Durante la entrevista, la especialista sostuvo que la ley representa “un derecho de las personas a saber qué están consumiendo” y aseguró que la normativa permitió que miles de consumidores puedan identificar de manera rápida y sencilla alimentos poco saludables.
“Antes muchas personas pensaban que un producto era sano porque decía ‘light’, ‘diet’ o tenía un envase verde. El etiquetado frontal vino a mostrar claramente cuándo un alimento tiene exceso de azúcar, sodio o grasas”, explicó.
Desde la Fundación Sanar remarcaron que la iniciativa de eliminar la ley responde principalmente a intereses de grandes corporaciones alimenticias y no a criterios sanitarios.

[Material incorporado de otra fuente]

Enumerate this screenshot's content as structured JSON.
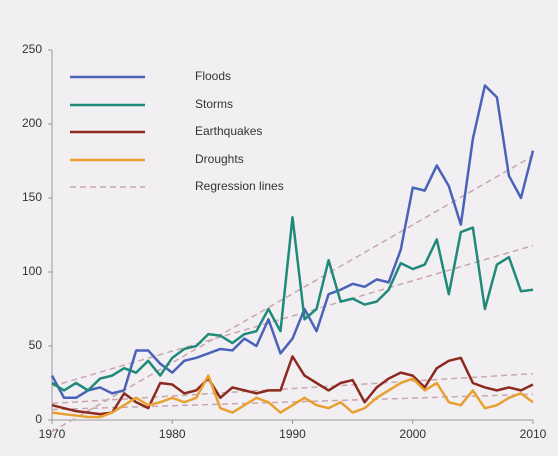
{
  "chart_data": {
    "type": "line",
    "x": [
      1970,
      1971,
      1972,
      1973,
      1974,
      1975,
      1976,
      1977,
      1978,
      1979,
      1980,
      1981,
      1982,
      1983,
      1984,
      1985,
      1986,
      1987,
      1988,
      1989,
      1990,
      1991,
      1992,
      1993,
      1994,
      1995,
      1996,
      1997,
      1998,
      1999,
      2000,
      2001,
      2002,
      2003,
      2004,
      2005,
      2006,
      2007,
      2008,
      2009,
      2010
    ],
    "series": [
      {
        "name": "Floods",
        "color": "#4a63b8",
        "values": [
          30,
          15,
          15,
          20,
          22,
          18,
          20,
          47,
          47,
          38,
          32,
          40,
          42,
          45,
          48,
          47,
          55,
          50,
          68,
          45,
          55,
          75,
          60,
          85,
          88,
          92,
          90,
          95,
          93,
          115,
          157,
          155,
          172,
          158,
          132,
          190,
          226,
          218,
          165,
          150,
          182
        ]
      },
      {
        "name": "Storms",
        "color": "#1f8a7a",
        "values": [
          25,
          20,
          25,
          20,
          28,
          30,
          35,
          32,
          40,
          30,
          42,
          48,
          50,
          58,
          57,
          52,
          58,
          60,
          75,
          60,
          137,
          68,
          75,
          108,
          80,
          82,
          78,
          80,
          88,
          106,
          102,
          105,
          122,
          85,
          127,
          130,
          75,
          105,
          110,
          87,
          88
        ]
      },
      {
        "name": "Earthquakes",
        "color": "#8b2a1e",
        "values": [
          10,
          8,
          6,
          5,
          4,
          5,
          18,
          12,
          8,
          25,
          24,
          18,
          20,
          28,
          15,
          22,
          20,
          18,
          20,
          20,
          43,
          30,
          25,
          20,
          25,
          27,
          12,
          22,
          28,
          32,
          30,
          22,
          35,
          40,
          42,
          25,
          22,
          20,
          22,
          20,
          24
        ]
      },
      {
        "name": "Droughts",
        "color": "#e8a030",
        "values": [
          5,
          4,
          3,
          2,
          2,
          5,
          10,
          15,
          10,
          12,
          15,
          12,
          15,
          30,
          8,
          5,
          10,
          15,
          12,
          5,
          10,
          15,
          10,
          8,
          12,
          5,
          8,
          15,
          20,
          25,
          28,
          20,
          25,
          12,
          10,
          20,
          8,
          10,
          15,
          18,
          12
        ]
      }
    ],
    "regression": {
      "name": "Regression lines",
      "color": "#c9a6ae"
    },
    "xlim": [
      1970,
      2010
    ],
    "xticks": [
      1970,
      1980,
      1990,
      2000,
      2010
    ],
    "ylim": [
      0,
      250
    ],
    "yticks": [
      0,
      50,
      100,
      150,
      200,
      250
    ]
  }
}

Según Núñez, distintos estudios realizados por universidades, organismos internacionales y el propio Ministerio de Salud demostraron que más del 90% de las personas consideran útil el sistema de octógonos y que más de la mitad modificó sus decisiones de compra gracias a esta herramienta.

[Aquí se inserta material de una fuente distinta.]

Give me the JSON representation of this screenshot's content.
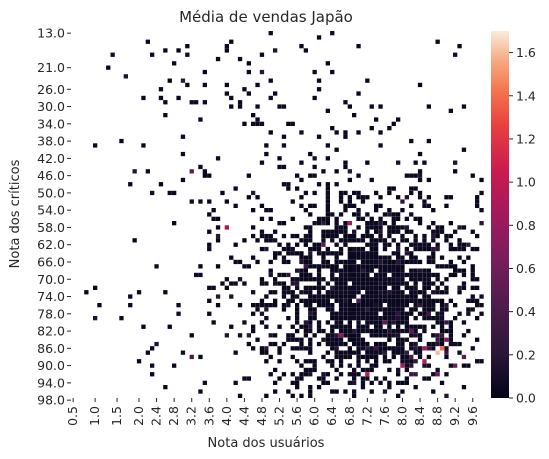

La referente también advirtió sobre el crecimiento de enfermedades vinculadas a la mala alimentación, especialmente en niños y adolescentes. “Hoy vemos chicos con obesidad, diabetes o hígado graso a edades cada vez más tempranas. Dar marcha atrás con esta ley sería un retroceso enorme para la salud pública”, afirmó.

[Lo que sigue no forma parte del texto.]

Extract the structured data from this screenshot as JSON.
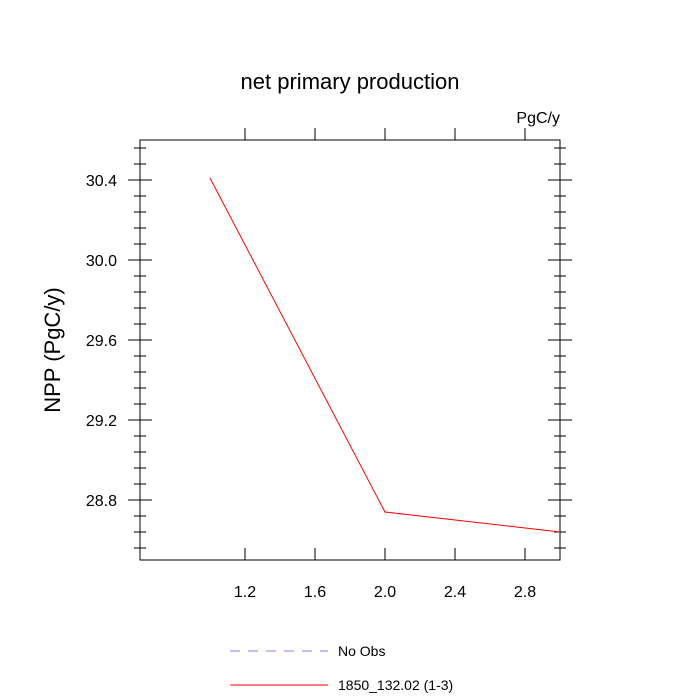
{
  "chart_data": {
    "type": "line",
    "title": "net primary production",
    "units_label": "PgC/y",
    "xlabel": "",
    "ylabel": "NPP  (PgC/y)",
    "xlim": [
      0.6,
      3.0
    ],
    "ylim": [
      28.5,
      30.6
    ],
    "x_ticks": [
      1.2,
      1.6,
      2.0,
      2.4,
      2.8
    ],
    "x_tick_labels": [
      "1.2",
      "1.6",
      "2.0",
      "2.4",
      "2.8"
    ],
    "y_ticks": [
      28.8,
      29.2,
      29.6,
      30.0,
      30.4
    ],
    "y_tick_labels": [
      "28.8",
      "29.2",
      "29.6",
      "30.0",
      "30.4"
    ],
    "series": [
      {
        "name": "No Obs",
        "color": "#7f7fff",
        "dash": "dashed",
        "x": [],
        "y": []
      },
      {
        "name": "1850_132.02 (1-3)",
        "color": "#ff0000",
        "dash": "solid",
        "x": [
          1,
          2,
          3
        ],
        "y": [
          30.41,
          28.74,
          28.64
        ]
      }
    ],
    "legend_position": "bottom"
  }
}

Asimismo, señaló que el etiquetado frontal facilitó la comprensión de la información nutricional, algo que anteriormente resultaba complejo para gran parte de la población debido al tamaño reducido y al lenguaje técnico presente en las tablas nutricionales.
Núñez indicó además que desde organizaciones civiles y sectores académicos continúan acercando evidencia científica a diputados y senadores para intentar evitar la derogación de la normativa. “La idea es que el debate se dé con información seria y pensando en la salud de la población, no en intereses económicos”, manifestó.
En caso de que el proyecto avance, adelantó que distintas organizaciones podrían recurrir a la Justicia mediante acciones de amparo para intentar frenar cualquier modificación que implique la eliminación del etiquetado frontal.
Finalmente, la integrante de Fundación Sanar remarcó que el problema de la alimentación no depende únicamente de decisiones individuales, sino también del entorno alimentario y de la fuerte publicidad de productos ultraprocesados.
“La ley era un primer paso para discutir la calidad de los alimentos que consumimos y mejorar la salud de la población. Retroceder ahora sería muy grave”, concluyó.